Existem quatro espécies de parasitos da malária, sendo o mais letal o Plasmodium falciparum.
Os esforços para sintetizar a verdadeira molécula de quinina exigiram incansável trabalho dos químicos, sendo completamente demonstrada apenas ano de 2001, através dos trabalhos do professor Gilbert Stork, da Universidade de Columbia.
Ainda hoje o quinina continua sendo colhido em plantações na Indonésia, na Índia, no Zaire, para onde foram levadas e em quantidades menores no Perú, na Bolívia e no Equador.
É usado hoje principalmente na agua de quinina, na agua tônica e na produção de quinidina, um antiarrítmico.
O hábito inglês de tomar quinina como preocupação profilática contra a malária resultou do hábito de misturá-lo ao gim, criando-se um dos meus drinks preferidos – gim-tônica.
O quinina é um derivado da molécula de quinoleína.
Amplas pesquisas sobre drogas antimaláricas durante a Segunda Guerra Mundial resultaram no derivado 4-aminoquinoleina, hoje conhecido como cloroquina. Por mais de quarenta anos foi um antimalárico seguro e eficaz. Infelizmente cepas resistentes difundiram-se, rapidamente, nas últimas décadas e compostos como fansidar e mefloquina são os fármacos hoje utilizados.
A utilização da cloroquina na reumatologia tem como primeira comunicação a palestra de Payne, médico do St Thomas Hospital de Londres, em uma conferência de pós-graduação, em 1894. Ele discorreu sobre os possíveis benefícios do quinino em pacientes com lúpus eritematoso.
Entretanto, um artigo publicado por Page em 1951, na prestigiada revista Lancet parece ser o iniciador de uma longa e positiva história da utilização dos antimaláricos nas doenças reumatológicas. O artigo descreve resultados favoráveis da utilização de quinacrine em pacientes com lúpus, com bons resultado nas lesões cutâneas e, também, em dois pacientes que tinham “associação” com artrite reumatoide.
A partir daí, com a síntese da cloroquina, do difosfato de cloroquina e com o sulfato de hidroxicloroquina, sua utilização foi amplamente aprovada, através de estudos bem delineados com metodologia adequada, principalmente em pacientes com lúpus e artrite reumatoide.

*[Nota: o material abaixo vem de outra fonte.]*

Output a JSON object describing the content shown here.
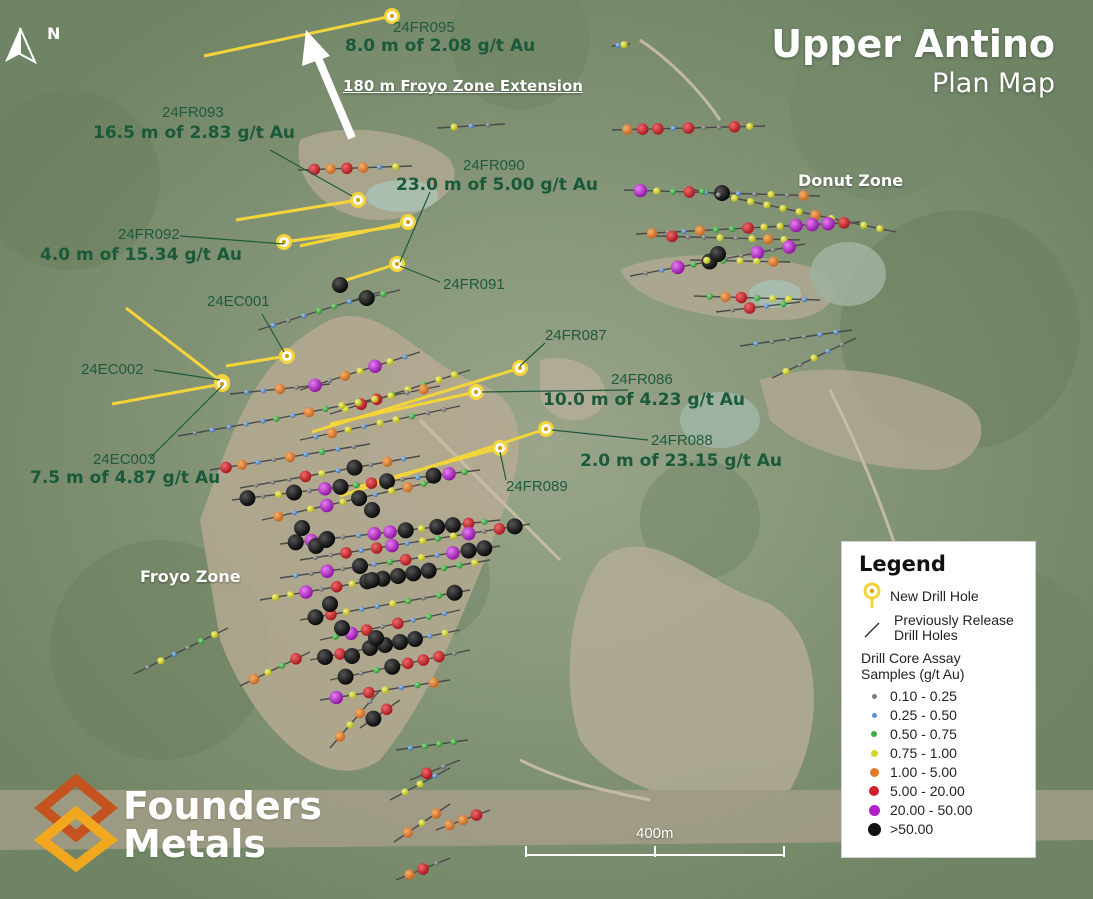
{
  "title": {
    "main": "Upper Antino",
    "sub": "Plan Map"
  },
  "north_arrow": {
    "letter": "N",
    "icon": "north-arrow-icon"
  },
  "extension_label": "180 m Froyo Zone Extension",
  "zones": [
    {
      "id": "donut",
      "label": "Donut Zone"
    },
    {
      "id": "froyo",
      "label": "Froyo Zone"
    }
  ],
  "new_holes": [
    {
      "id": "24FR095",
      "intercept": "8.0 m of 2.08 g/t Au"
    },
    {
      "id": "24FR093",
      "intercept": "16.5 m of 2.83 g/t Au"
    },
    {
      "id": "24FR090",
      "intercept": "23.0 m of 5.00 g/t Au"
    },
    {
      "id": "24FR092",
      "intercept": "4.0 m of 15.34 g/t Au"
    },
    {
      "id": "24FR091",
      "intercept": ""
    },
    {
      "id": "24EC001",
      "intercept": ""
    },
    {
      "id": "24FR087",
      "intercept": ""
    },
    {
      "id": "24EC002",
      "intercept": ""
    },
    {
      "id": "24FR086",
      "intercept": "10.0 m of 4.23 g/t Au"
    },
    {
      "id": "24FR088",
      "intercept": "2.0 m of 23.15 g/t Au"
    },
    {
      "id": "24EC003",
      "intercept": "7.5 m of 4.87 g/t Au"
    },
    {
      "id": "24FR089",
      "intercept": ""
    }
  ],
  "legend": {
    "title": "Legend",
    "new_hole": "New Drill Hole",
    "prev_holes_line1": "Previously Release",
    "prev_holes_line2": "Drill Holes",
    "assay_line1": "Drill Core Assay",
    "assay_line2": "Samples (g/t Au)",
    "grades": [
      {
        "range": "0.10 - 0.25",
        "color": "#7d7d7d"
      },
      {
        "range": "0.25 - 0.50",
        "color": "#5b8fd0"
      },
      {
        "range": "0.50 - 0.75",
        "color": "#3fae3f"
      },
      {
        "range": "0.75 - 1.00",
        "color": "#d6d624"
      },
      {
        "range": "1.00 - 5.00",
        "color": "#e07b2a"
      },
      {
        "range": "5.00 - 20.00",
        "color": "#d11f2a"
      },
      {
        "range": "20.00 - 50.00",
        "color": "#b020c8"
      },
      {
        "range": ">50.00",
        "color": "#111111"
      }
    ]
  },
  "scale_bar": {
    "label": "400m"
  },
  "logo": {
    "line1": "Founders",
    "line2": "Metals",
    "colors": [
      "#c4531f",
      "#f2a81e"
    ]
  },
  "colors": {
    "new_hole_trace": "#f3d43a",
    "label_green": "#1a5a3a"
  }
}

Todos nós reumatologistas nascidos no século passado temos ampla experiência com a utilização dos antimaláricos.
Jamais poderíamos imaginar que a lendária cloroquina, derivada do quinino, viria a se tornar a mais famosa controvérsia durante uma pandemia que vem ocorrendo na segunda década do século XXI, com apaixonados debates sobre sua eficácia contra um novel vírus, com alta taxa de contagiosidade e crescente mortalidade.
Nem seria possível imaginar que, em determinado país, o gigante sul americano, surgisse um obtuso e inconsequente defensor da lendária cloroquina. O grande problema é que a imensa população desse populoso país, em virtude da mortalidade do referido vírus, foi reduzindo perigosamente, colocando em risco o futuro da gigante e respeitada nação.
O futuro se transformou em verdadeira incógnita, até para as ciganas de plantão, quando convocadas pelo defensor da lendária e querida cloroquina.
José Marques Filho
Reumatologista
Membro da Academia Brasileira de reumatologia
REFERÊNCIAS
Couteur P, Burreson J. Os botões de Napoleão. Rio de Janeiro: Zahar. 2006.
Payne JF. A post-graduate lecture on lúpus erythematosus. Clin J IV:223, 1894.
Page F. Treatment of lupus erythematosus with mepacrine. Lancet 2:231, 1951.